Me percato de que ahora las calles están silenciosas a pesar de que durante todo el día ha reinado en ellas el bullicio debido al retorno del rey Ricardo a Londres. La gente no ha dejado de hablar especulando sobre la venganza que va a cobrarse de los rebeldes, sobre si violará mi derecho de acogerme a sagrado y vendrá a por mí ahora que tiene pruebas de que yo he sublevado al país contra él. Sabe eso y sabe qué aliados he escogido: lady Margarita y el falso duque de Buckingham.

Nadie puede decirme si los míos se encuentran sanos y salvos, si han sido capturados o si han muerto mis tres queridos hermanos y mi hijo Thomas Grey, que cabalgaban con los rebeldes en Hampshire y en Kent. Me llegan toda clase de rumores: que han escapado a Bretaña y se han unido a Enrique Tudor, que han muerto en combate, que Ricardo los ha ejecutado, que han cambiado de bando y se han unido a él. Tengo que esperar, como el resto del país, a que lleguen noticias fiables.

Las lluvias han anegado caminos, han destruido puentes, se han llevado aldeas enteras. Las nuevas llegan a Londres en forma de ráfagas excitadas y nadie puede saber con certeza lo que es cierto y lo que no. Pero la tormenta ya ha pasado y ha dejado de llover. Cuando los ríos regresen a sus cauces sabré de mis familiares y de las batallas que se han librado. Rezo para que hayan huido lejos de Inglaterra. El plan era que, en caso de derrota, debían acudir a Margarita —la hermana de Eduardo que está en Borgoña—, recoger a mi hijo Ricardo del sitio en que está escondido y continuar con la guerra desde el extranjero. Ahora, el rey Ricardo atenazará al país con el poder de un tirano, estoy segura.

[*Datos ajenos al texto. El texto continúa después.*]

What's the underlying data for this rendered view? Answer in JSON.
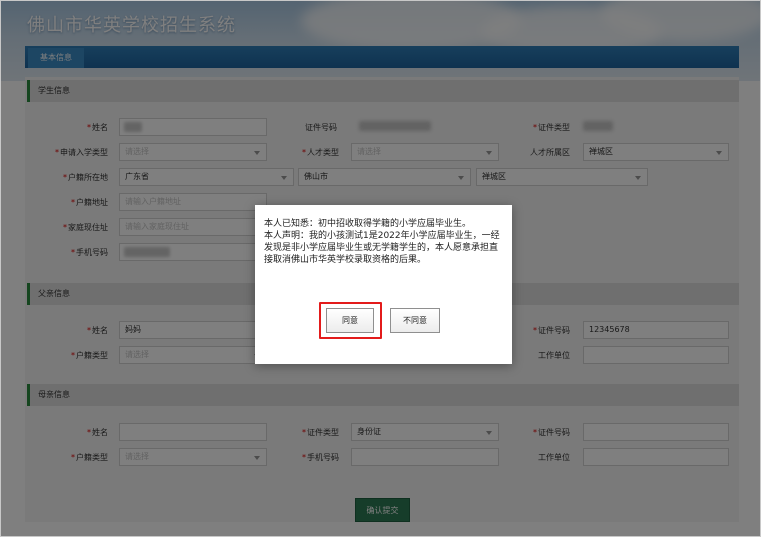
{
  "app": {
    "title": "佛山市华英学校招生系统"
  },
  "tabs": [
    {
      "label": "基本信息"
    }
  ],
  "student": {
    "section_title": "学生信息",
    "name": {
      "label": "姓名",
      "required": "*"
    },
    "id_number": {
      "label": "证件号码"
    },
    "id_type": {
      "label": "证件类型",
      "required": "*"
    },
    "apply_type": {
      "label": "申请入学类型",
      "required": "*",
      "placeholder": "请选择"
    },
    "talent_type": {
      "label": "人才类型",
      "required": "*",
      "placeholder": "请选择"
    },
    "talent_district": {
      "label": "人才所属区",
      "value": "禅城区"
    },
    "household": {
      "label": "户籍所在地",
      "required": "*",
      "province": "广东省",
      "city": "佛山市",
      "district": "禅城区"
    },
    "household_address": {
      "label": "户籍地址",
      "required": "*",
      "placeholder": "请输入户籍地址"
    },
    "home_address": {
      "label": "家庭现住址",
      "required": "*",
      "placeholder": "请输入家庭现住址"
    },
    "phone": {
      "label": "手机号码",
      "required": "*"
    }
  },
  "father": {
    "section_title": "父亲信息",
    "name": {
      "label": "姓名",
      "required": "*",
      "value": "妈妈"
    },
    "household_type": {
      "label": "户籍类型",
      "required": "*",
      "placeholder": "请选择"
    },
    "id_number": {
      "label": "证件号码",
      "required": "*",
      "value": "12345678"
    },
    "work_unit": {
      "label": "工作单位"
    }
  },
  "mother": {
    "section_title": "母亲信息",
    "name": {
      "label": "姓名",
      "required": "*"
    },
    "id_type": {
      "label": "证件类型",
      "required": "*",
      "value": "身份证"
    },
    "id_number": {
      "label": "证件号码",
      "required": "*"
    },
    "household_type": {
      "label": "户籍类型",
      "required": "*",
      "placeholder": "请选择"
    },
    "phone": {
      "label": "手机号码",
      "required": "*"
    },
    "work_unit": {
      "label": "工作单位"
    }
  },
  "submit_label": "确认提交",
  "modal": {
    "line1": "本人已知悉：初中招收取得学籍的小学应届毕业生。",
    "line2": "本人声明：我的小孩测试1是2022年小学应届毕业生，一经发现是非小学应届毕业生或无学籍学生的，本人愿意承担直接取消佛山市华英学校录取资格的后果。",
    "agree_label": "同意",
    "disagree_label": "不同意"
  },
  "colors": {
    "primary_blue": "#1d64a0",
    "submit_green": "#2d7b55",
    "highlight_red": "#e31b1b",
    "required_red": "#dd0000"
  }
}
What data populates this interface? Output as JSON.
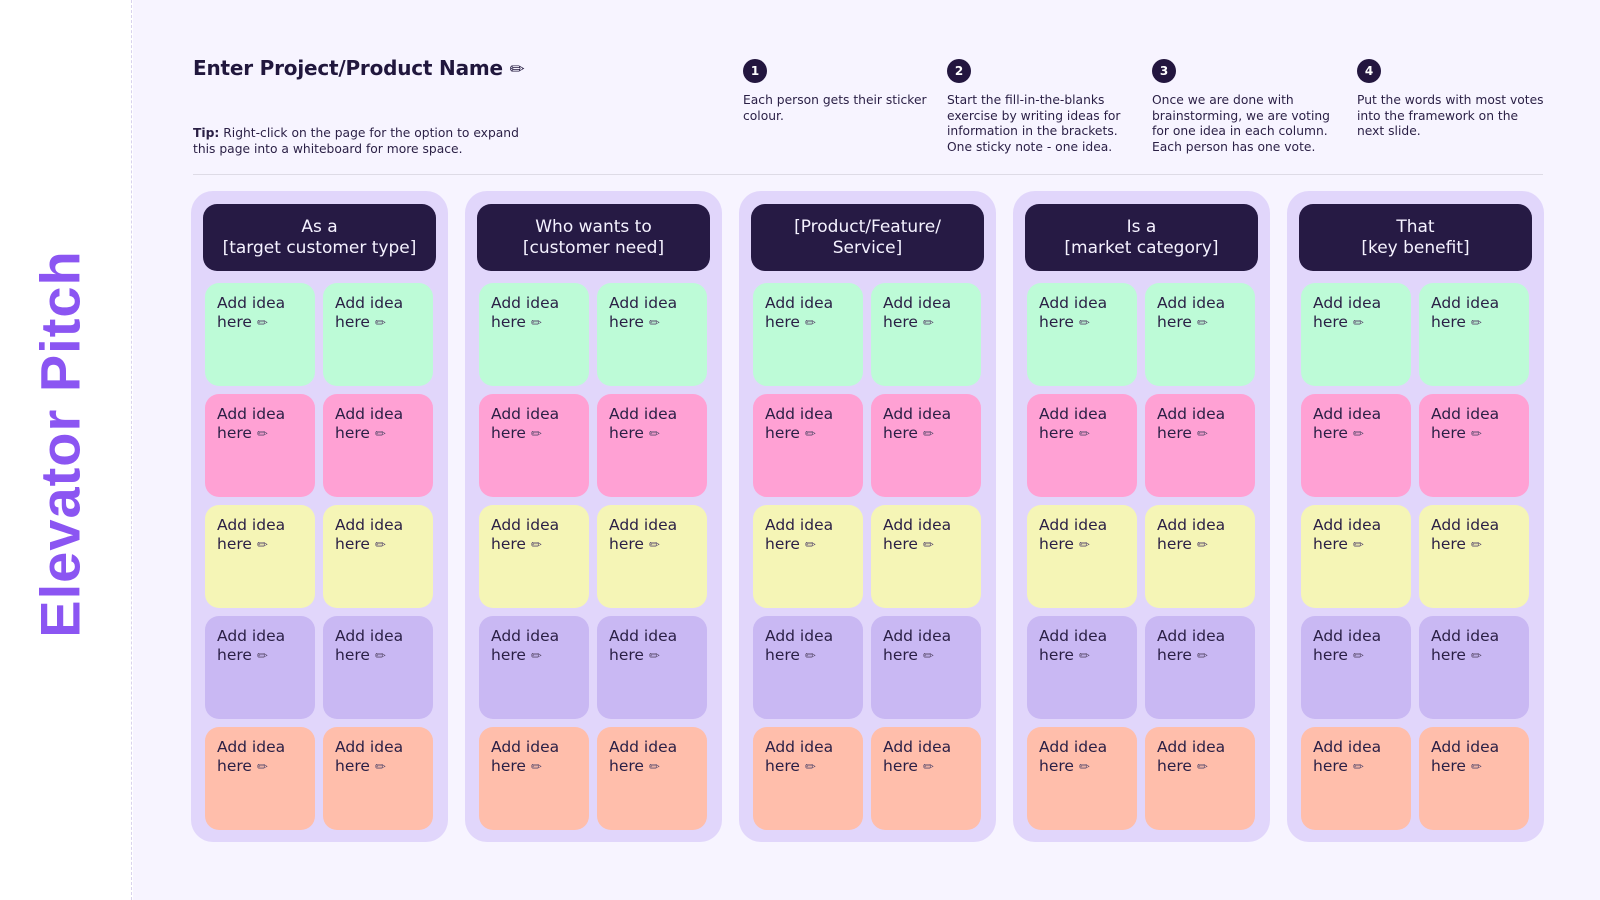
{
  "rail": {
    "title": "Elevator Pitch"
  },
  "header": {
    "title": "Enter Project/Product Name",
    "title_icon": "pencil-icon",
    "title_icon_glyph": "✏",
    "tip_label": "Tip:",
    "tip_text": " Right-click on the page for the option to expand this page into a whiteboard for more space."
  },
  "steps": [
    {
      "number": "1",
      "text": "Each person gets their sticker colour."
    },
    {
      "number": "2",
      "text": "Start the fill-in-the-blanks exercise by writing ideas for information in the brackets. One sticky note - one idea."
    },
    {
      "number": "3",
      "text": "Once we are done with brainstorming, we are voting for one idea in each column. Each person has one vote."
    },
    {
      "number": "4",
      "text": "Put the words with most votes into the framework on the next slide."
    }
  ],
  "note_colors": {
    "green": "#bdfbd7",
    "pink": "#ffa1d4",
    "yellow": "#f5f5b6",
    "purple": "#c9b8f3",
    "peach": "#ffbeab"
  },
  "note_placeholder": "Add idea\nhere",
  "note_icon_glyph": "✏",
  "columns": [
    {
      "header": "As a\n[target customer type]"
    },
    {
      "header": "Who wants to\n[customer need]"
    },
    {
      "header": "[Product/Feature/\nService]"
    },
    {
      "header": "Is a\n[market category]"
    },
    {
      "header": "That\n[key benefit]"
    }
  ],
  "rows": [
    "green",
    "pink",
    "yellow",
    "purple",
    "peach"
  ]
}
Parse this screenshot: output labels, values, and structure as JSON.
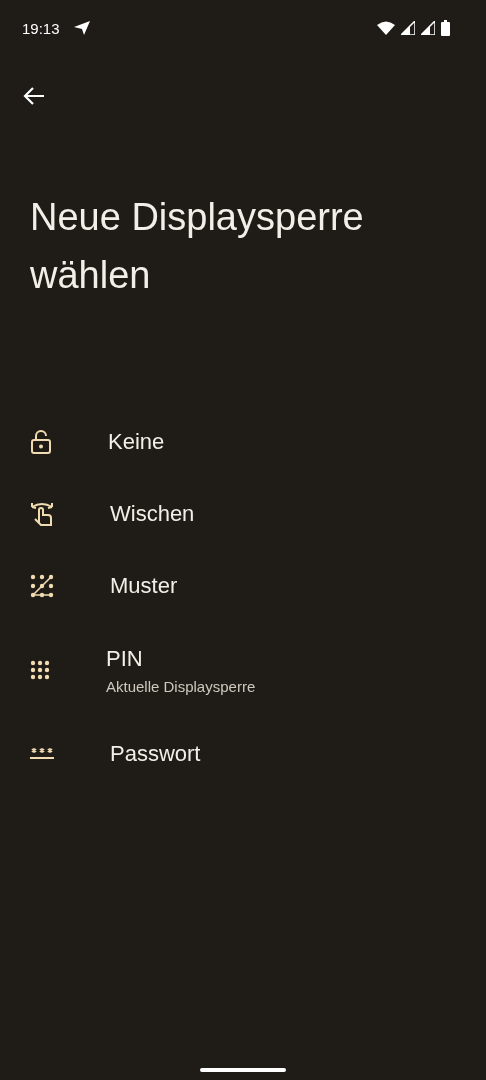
{
  "status_bar": {
    "time": "19:13"
  },
  "title": "Neue Displaysperre wählen",
  "options": [
    {
      "kind": "none",
      "label": "Keine"
    },
    {
      "kind": "swipe",
      "label": "Wischen"
    },
    {
      "kind": "pattern",
      "label": "Muster"
    },
    {
      "kind": "pin",
      "label": "PIN",
      "summary": "Aktuelle Displaysperre"
    },
    {
      "kind": "password",
      "label": "Passwort"
    }
  ]
}
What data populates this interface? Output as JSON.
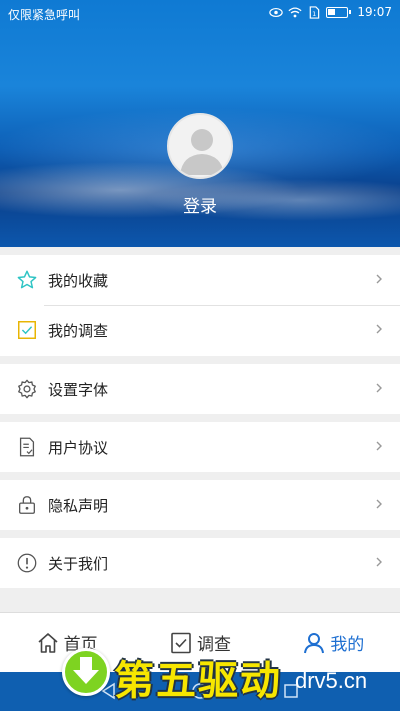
{
  "status_bar": {
    "left_text": "仅限紧急呼叫",
    "time": "19:07"
  },
  "profile": {
    "login_label": "登录"
  },
  "menu": [
    {
      "label": "我的收藏",
      "icon": "star-icon"
    },
    {
      "label": "我的调查",
      "icon": "survey-check-icon"
    },
    {
      "label": "设置字体",
      "icon": "gear-icon"
    },
    {
      "label": "用户协议",
      "icon": "document-icon"
    },
    {
      "label": "隐私声明",
      "icon": "lock-icon"
    },
    {
      "label": "关于我们",
      "icon": "info-icon"
    }
  ],
  "tabs": [
    {
      "label": "首页",
      "icon": "home-icon",
      "active": false
    },
    {
      "label": "调查",
      "icon": "survey-check-icon",
      "active": false
    },
    {
      "label": "我的",
      "icon": "person-icon",
      "active": true
    }
  ],
  "watermark": {
    "title": "第五驱动",
    "url": "drv5.cn"
  },
  "colors": {
    "accent": "#1e6fd1",
    "hero_blue": "#0d5fb6",
    "icon_teal": "#2ec4c4",
    "icon_gold": "#e8b400"
  }
}
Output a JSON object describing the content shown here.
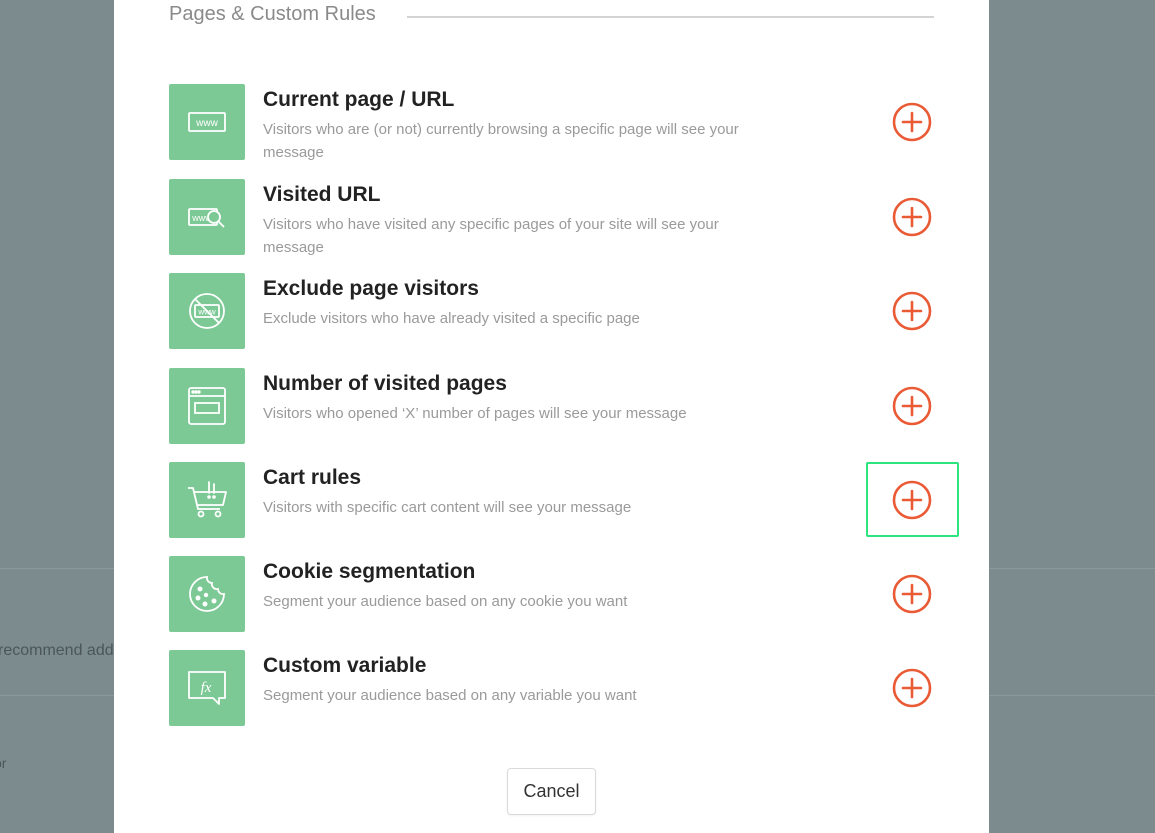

De nuevo se oye un golpe en la entrada y el ruido que hace el cerrojo cuando alguien intenta abrirlo. No se trata de ningún fugitivo asustado, no es mi hijo. Voy hasta la enorme puerta de madera y abro el ventanillo para mirar al exterior. Hay un hombre, tan alto como yo, con la capucha echada por la cabeza para ocultar el rostro.

—¿Sí? —digo brevemente.

—Necesito ver a la reina viuda —susurra el recién llegado—. Traigo un mensaje de vital importancia.

—Yo soy la reina viuda —respondo—. Dadme ese mensaje.

El otro mira a derecha e izquierda.

—Hermana, dejadme entrar —me dice.

Ni por un instante pienso que se trate de uno de mis hermanos.

—Yo no soy vuestra hermana. ¿Quién creéis que sois?

El visitante se retira la capucha de la cabeza y levanta la antorcha que lleva en la mano para que yo le vea el rostro, moreno y agraciado. No es mi hermano, sino mi cuñado, mi enemigo Ricardo.

—Creo que soy el rey —dice con irónico humor.

—Pues yo no opino lo mismo —replico sin sonreír. En cambio, él deja escapar una risa.

—Dejadlo ya —me aconseja—. Todo ha terminado. He sido ordenado y coronado y vuestra rebelión ha sido aplastada por completo. Soy el rey con independencia de cuáles sean vuestros deseos. Vengo solo y desarmado. Dejadme entrar, hermana Isabel, por lo que más queráis.

A pesar de todo lo que ha sucedido, eso es precisamente lo que hago. Descorro los cerrojos de la puerta pequeña y la abro para que entre. Una vez que está en el interior, vuelvo a cerrar.

—¿Qué queréis? —le pregunto—. Tengo a un sirviente muy cerca de aquí. Entre vos y yo ha habido sangre, Ricardo. Vos habéis matado a mi hermano y a mi hijo. Jamás os lo perdonaré. Ésa es la razón por la que os he lanzado un maleficio.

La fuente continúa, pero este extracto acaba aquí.